After applying the named scoring profile:
- active documents received stronger ranking preference
- official policy documents received stronger ranking preference
- recently updated documents received a recency boost
- archived or draft documents moved lower
- supporting documents such as reimbursement FAQ still appeared because they were relevant.
Why This Matters for RAG
In a RAG application, the LLM answer depends on the retrieved context.If the search retrieves an archived COVID work-from-home policy, the LLM may generate an outdated answer. If the search retrieves the current approved flexible work policy, the answer is more reliable.

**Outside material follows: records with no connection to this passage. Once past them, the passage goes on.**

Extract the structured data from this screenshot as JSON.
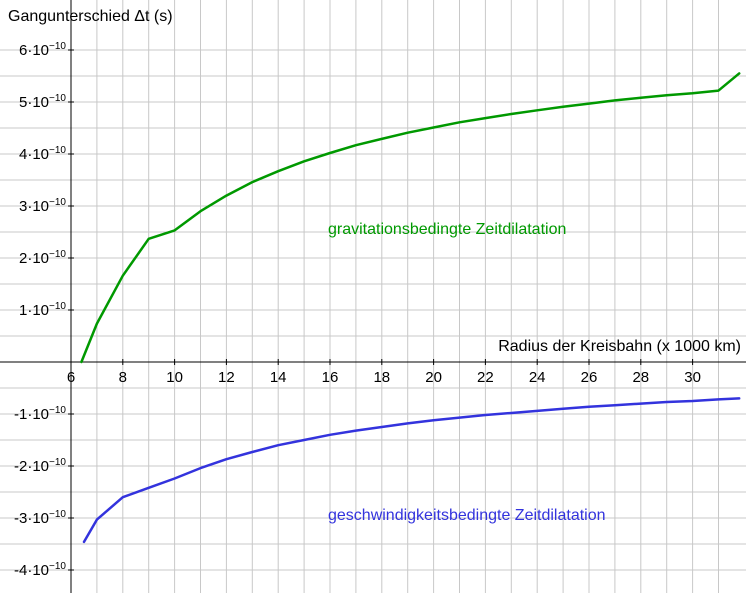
{
  "chart_data": {
    "type": "line",
    "ylabel": "Gangunterschied Δt (s)",
    "xlabel": "Radius der Kreisbahn (x 1000 km)",
    "xlim": [
      6,
      31.8
    ],
    "ylim": [
      -4.2e-10,
      6.3e-10
    ],
    "grid": true,
    "x_ticks": [
      6,
      8,
      10,
      12,
      14,
      16,
      18,
      20,
      22,
      24,
      26,
      28,
      30
    ],
    "y_ticks": [
      {
        "value": 6e-10,
        "coef": "6",
        "base": "·10",
        "exp": "−10"
      },
      {
        "value": 5e-10,
        "coef": "5",
        "base": "·10",
        "exp": "−10"
      },
      {
        "value": 4e-10,
        "coef": "4",
        "base": "·10",
        "exp": "−10"
      },
      {
        "value": 3e-10,
        "coef": "3",
        "base": "·10",
        "exp": "−10"
      },
      {
        "value": 2e-10,
        "coef": "2",
        "base": "·10",
        "exp": "−10"
      },
      {
        "value": 1e-10,
        "coef": "1",
        "base": "·10",
        "exp": "−10"
      },
      {
        "value": -1e-10,
        "coef": "-1",
        "base": "·10",
        "exp": "−10"
      },
      {
        "value": -2e-10,
        "coef": "-2",
        "base": "·10",
        "exp": "−10"
      },
      {
        "value": -3e-10,
        "coef": "-3",
        "base": "·10",
        "exp": "−10"
      },
      {
        "value": -4e-10,
        "coef": "-4",
        "base": "·10",
        "exp": "−10"
      }
    ],
    "series": [
      {
        "name": "gravitationsbedingte Zeitdilatation",
        "color": "#009900",
        "x": [
          6.4,
          7,
          8,
          9,
          10,
          11,
          12,
          13,
          14,
          15,
          16,
          17,
          18,
          19,
          20,
          21,
          22,
          23,
          24,
          25,
          26,
          27,
          28,
          29,
          30,
          31,
          31.8
        ],
        "y": [
          0,
          7.38e-11,
          1.66e-10,
          2.37e-10,
          2.53e-10,
          2.9e-10,
          3.2e-10,
          3.46e-10,
          3.67e-10,
          3.86e-10,
          4.02e-10,
          4.17e-10,
          4.29e-10,
          4.41e-10,
          4.51e-10,
          4.61e-10,
          4.69e-10,
          4.77e-10,
          4.84e-10,
          4.91e-10,
          4.97e-10,
          5.03e-10,
          5.08e-10,
          5.13e-10,
          5.17e-10,
          5.22e-10,
          5.55e-10
        ]
      },
      {
        "name": "geschwindigkeitsbedingte Zeitdilatation",
        "color": "#3333dd",
        "x": [
          6.5,
          7,
          8,
          9,
          10,
          11,
          12,
          13,
          14,
          15,
          16,
          17,
          18,
          19,
          20,
          21,
          22,
          23,
          24,
          25,
          26,
          27,
          28,
          29,
          30,
          31,
          31.8
        ],
        "y": [
          -3.46e-10,
          -3.03e-10,
          -2.6e-10,
          -2.42e-10,
          -2.24e-10,
          -2.04e-10,
          -1.87e-10,
          -1.73e-10,
          -1.6e-10,
          -1.5e-10,
          -1.4e-10,
          -1.32e-10,
          -1.25e-10,
          -1.18e-10,
          -1.12e-10,
          -1.07e-10,
          -1.02e-10,
          -9.8e-11,
          -9.4e-11,
          -9e-11,
          -8.6e-11,
          -8.3e-11,
          -8e-11,
          -7.7e-11,
          -7.5e-11,
          -7.2e-11,
          -7e-11
        ]
      }
    ]
  }
}
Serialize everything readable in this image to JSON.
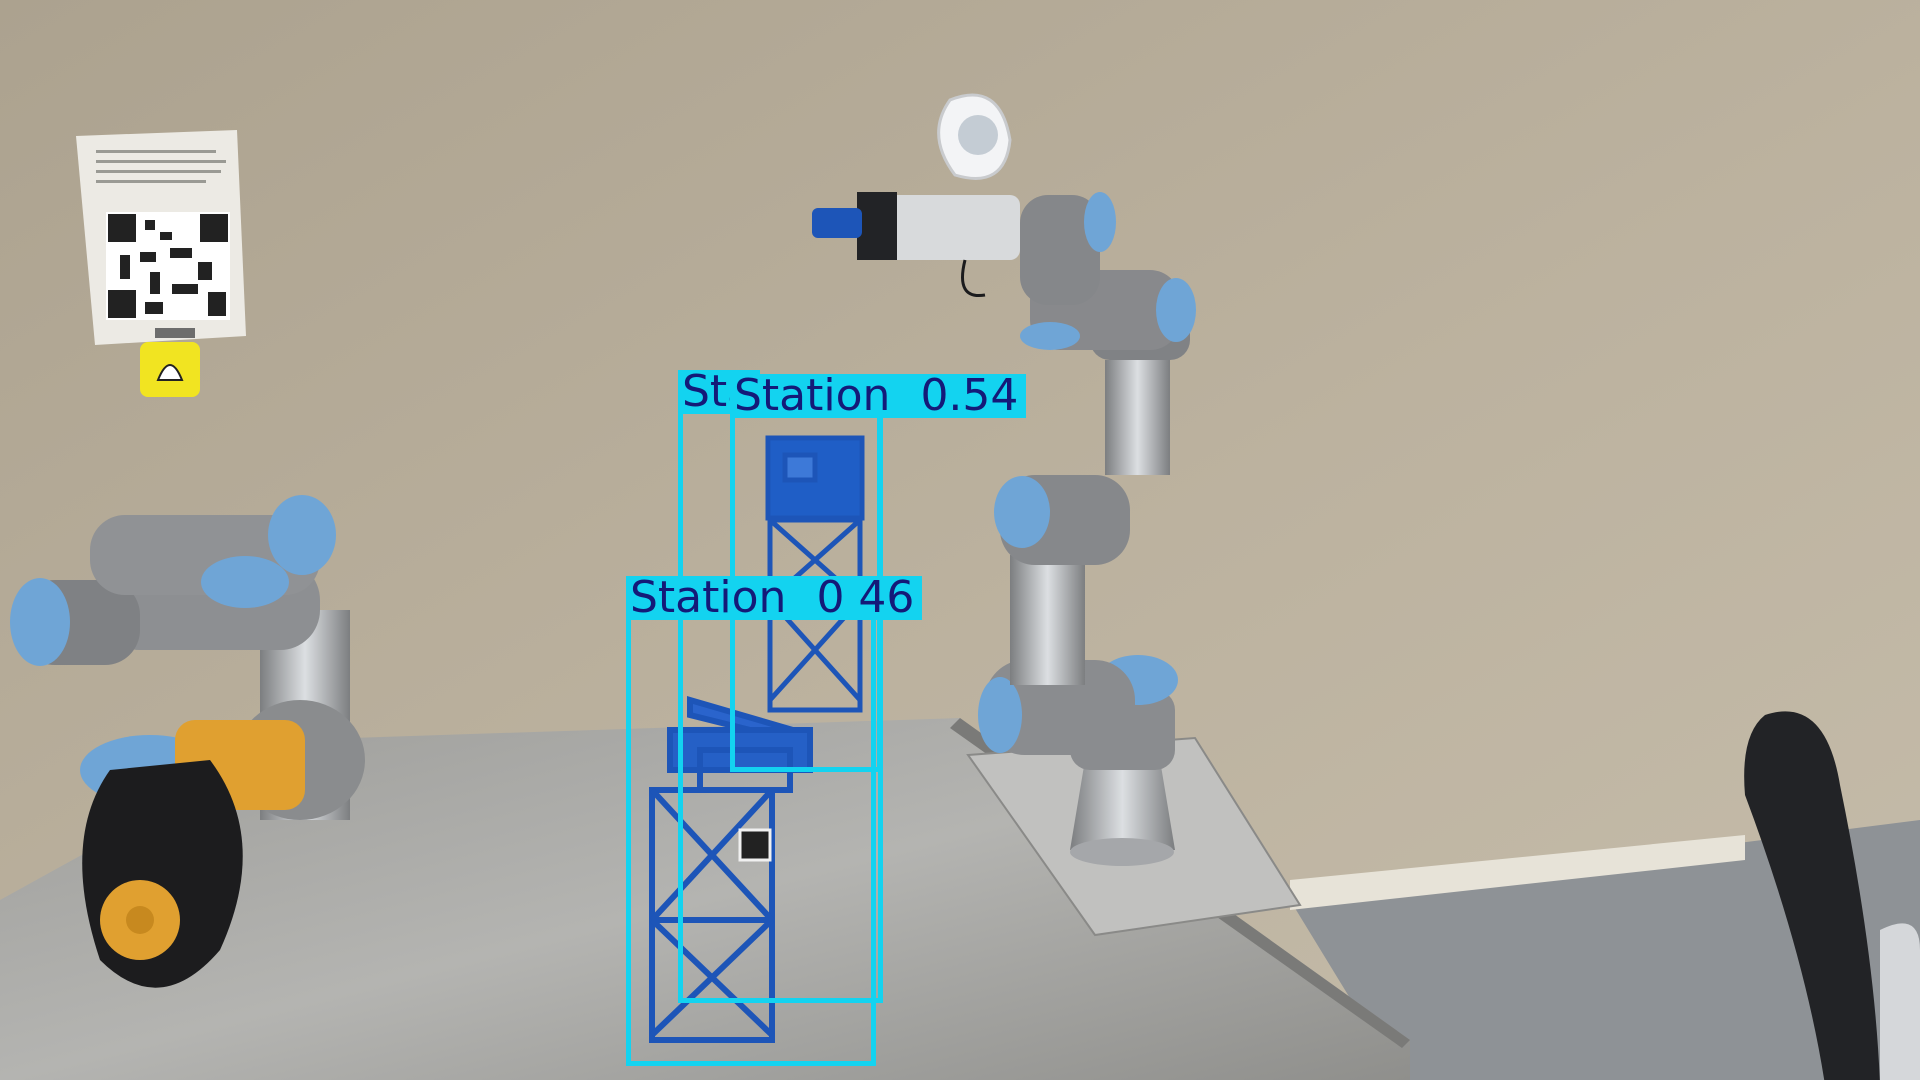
{
  "detections": [
    {
      "label": "Station",
      "confidence": "",
      "clipped": true
    },
    {
      "label": "Station",
      "confidence": "0.54"
    },
    {
      "label": "Station",
      "confidence": "0 46"
    }
  ],
  "colors": {
    "box": "#13d3f0",
    "label_text": "#141a78",
    "wall": "#b7ad9b",
    "table": "#a9a9a6",
    "robot_blue": "#6fa5d6",
    "tower_blue": "#1d55b8",
    "gripper_orange": "#e0a030"
  }
}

So Named Scoring Profiles improve the retrieval layer. Better retrieval means better AI answers.
Takeaway
Semantic search answers: which documents are related to the question? Named Scoring Profiles answer: which of those related documents should the business prefer?